Publié le dimanche 04 avril 2010 à 11H51 - Vu 171 fois
De gauche à droite Feng Hahat, Ismael Kachtihi del Moral et Ghislaine Ferreira.
« J'ai exposé à Valence, Bruxelles, en Tchéquie, bientôt Malaga, pourquoi pas la Chine ? », s'enthousiasme Ismaël Kachitihi del Moral. Lunettes noires et large sourire, le plasticien rémois n'en serait pas, en effet, à une virée près. Né à Tanger, longtemps Espagnol et Bordelais, il vit et travaille à Reims depuis 1991. Vidéaste, peintre, sculpteur, dessinateur, chasseur de sons et de formes, Del Moral dit être venu à Chengdu en « éclaireur ». « C'est une expérience inédite et pleine de surprises.
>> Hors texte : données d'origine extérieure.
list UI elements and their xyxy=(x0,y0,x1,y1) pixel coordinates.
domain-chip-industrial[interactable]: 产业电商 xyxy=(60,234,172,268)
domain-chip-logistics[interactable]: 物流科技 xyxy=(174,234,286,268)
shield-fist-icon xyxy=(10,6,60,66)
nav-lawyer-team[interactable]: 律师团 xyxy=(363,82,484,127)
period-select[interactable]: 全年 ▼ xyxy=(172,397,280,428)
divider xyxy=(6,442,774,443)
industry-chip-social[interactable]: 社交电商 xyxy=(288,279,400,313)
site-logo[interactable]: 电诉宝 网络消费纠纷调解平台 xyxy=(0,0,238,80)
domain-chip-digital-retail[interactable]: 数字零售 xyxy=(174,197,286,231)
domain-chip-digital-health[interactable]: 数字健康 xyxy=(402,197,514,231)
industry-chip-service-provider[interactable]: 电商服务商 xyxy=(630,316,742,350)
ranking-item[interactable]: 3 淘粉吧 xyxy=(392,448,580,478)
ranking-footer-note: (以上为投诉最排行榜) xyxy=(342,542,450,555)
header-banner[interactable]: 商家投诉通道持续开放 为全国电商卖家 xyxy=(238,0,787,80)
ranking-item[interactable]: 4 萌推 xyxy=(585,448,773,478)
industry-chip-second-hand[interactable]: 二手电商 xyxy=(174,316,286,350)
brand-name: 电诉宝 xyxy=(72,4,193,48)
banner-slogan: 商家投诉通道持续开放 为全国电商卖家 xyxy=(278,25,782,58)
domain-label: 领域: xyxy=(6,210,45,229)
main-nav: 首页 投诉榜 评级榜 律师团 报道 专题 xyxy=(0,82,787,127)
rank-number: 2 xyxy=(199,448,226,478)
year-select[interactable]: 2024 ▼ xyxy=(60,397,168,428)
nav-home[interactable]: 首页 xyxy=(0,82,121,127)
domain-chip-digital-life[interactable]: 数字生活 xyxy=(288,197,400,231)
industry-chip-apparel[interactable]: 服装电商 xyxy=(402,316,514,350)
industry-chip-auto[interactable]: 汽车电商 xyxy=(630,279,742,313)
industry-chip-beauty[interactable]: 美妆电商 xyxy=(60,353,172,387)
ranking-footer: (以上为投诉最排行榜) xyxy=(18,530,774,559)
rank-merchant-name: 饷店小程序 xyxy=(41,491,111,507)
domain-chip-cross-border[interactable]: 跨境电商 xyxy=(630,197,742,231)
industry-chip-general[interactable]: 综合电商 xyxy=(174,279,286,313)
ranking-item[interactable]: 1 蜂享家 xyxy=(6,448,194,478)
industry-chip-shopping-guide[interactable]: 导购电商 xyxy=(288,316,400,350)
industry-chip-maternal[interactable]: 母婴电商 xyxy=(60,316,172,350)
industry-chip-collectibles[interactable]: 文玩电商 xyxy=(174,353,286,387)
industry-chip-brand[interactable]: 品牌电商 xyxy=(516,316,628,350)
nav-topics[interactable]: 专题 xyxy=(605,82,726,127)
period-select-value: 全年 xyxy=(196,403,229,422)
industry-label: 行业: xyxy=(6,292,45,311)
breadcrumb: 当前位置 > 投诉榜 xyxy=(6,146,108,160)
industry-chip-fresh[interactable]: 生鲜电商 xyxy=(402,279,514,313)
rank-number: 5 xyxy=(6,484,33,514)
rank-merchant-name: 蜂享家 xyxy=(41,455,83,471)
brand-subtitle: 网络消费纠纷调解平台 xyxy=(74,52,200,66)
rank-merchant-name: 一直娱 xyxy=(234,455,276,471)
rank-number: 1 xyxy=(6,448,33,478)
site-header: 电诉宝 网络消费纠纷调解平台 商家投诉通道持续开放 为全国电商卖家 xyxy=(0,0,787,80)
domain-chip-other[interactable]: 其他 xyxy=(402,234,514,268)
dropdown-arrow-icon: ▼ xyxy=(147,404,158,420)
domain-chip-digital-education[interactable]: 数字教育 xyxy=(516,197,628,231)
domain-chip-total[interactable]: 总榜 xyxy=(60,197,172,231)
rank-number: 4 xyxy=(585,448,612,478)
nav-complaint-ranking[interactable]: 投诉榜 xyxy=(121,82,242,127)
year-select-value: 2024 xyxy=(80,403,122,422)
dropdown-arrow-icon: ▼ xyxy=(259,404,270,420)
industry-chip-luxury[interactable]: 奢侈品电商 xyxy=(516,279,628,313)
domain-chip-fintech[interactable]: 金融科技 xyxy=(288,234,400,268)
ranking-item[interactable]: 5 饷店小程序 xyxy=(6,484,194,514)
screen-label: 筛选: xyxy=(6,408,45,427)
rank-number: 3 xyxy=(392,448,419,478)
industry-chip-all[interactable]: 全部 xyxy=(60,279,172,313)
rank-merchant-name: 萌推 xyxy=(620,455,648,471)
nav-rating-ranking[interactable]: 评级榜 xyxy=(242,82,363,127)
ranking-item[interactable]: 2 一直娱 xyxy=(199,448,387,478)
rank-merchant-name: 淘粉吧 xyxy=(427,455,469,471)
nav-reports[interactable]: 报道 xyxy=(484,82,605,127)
Les gens, ici, se sont pliés en quatre pour nous accueillir. Je découvre un peuple courtois, souriant, disponible », dit ce familier de la fondation Frank-Ténot de Marnay-sur-Seine (Aube) qui œuvre pour la promotion de l'art contemporain. « La fondation accueille déjà des artistes chinois en résidence. Cela pourrait servir de base à d'éventuels échanges », estime Ismaël, qui note que trois ou quatre Chinois font actuellement partie du top ten des artistes contemporains les plus côtés.
Croisement
De son côté, une attachée culturelle du consulat de France estime que le Sichuan et la Champagne-Ardenne ont « des choses à se dire en matière d'arts populaires. La marionnette et le cirque, par exemple, sont communs aux deux cultures. Le consulat pourrait servir de plate-forme à une éventuelle coopération au travers de créations communes », explique Isabelle Develay.
En Chine, la France est déjà l'initiative du festival « Croisement », qui propose des expositions et spectacles français dans 27 villes chinoises. C'est dans ce cadre que le photographe rémois Gérard Rondeau avait notamment exposé ses portraits de célébrités en 2009 à Pékin.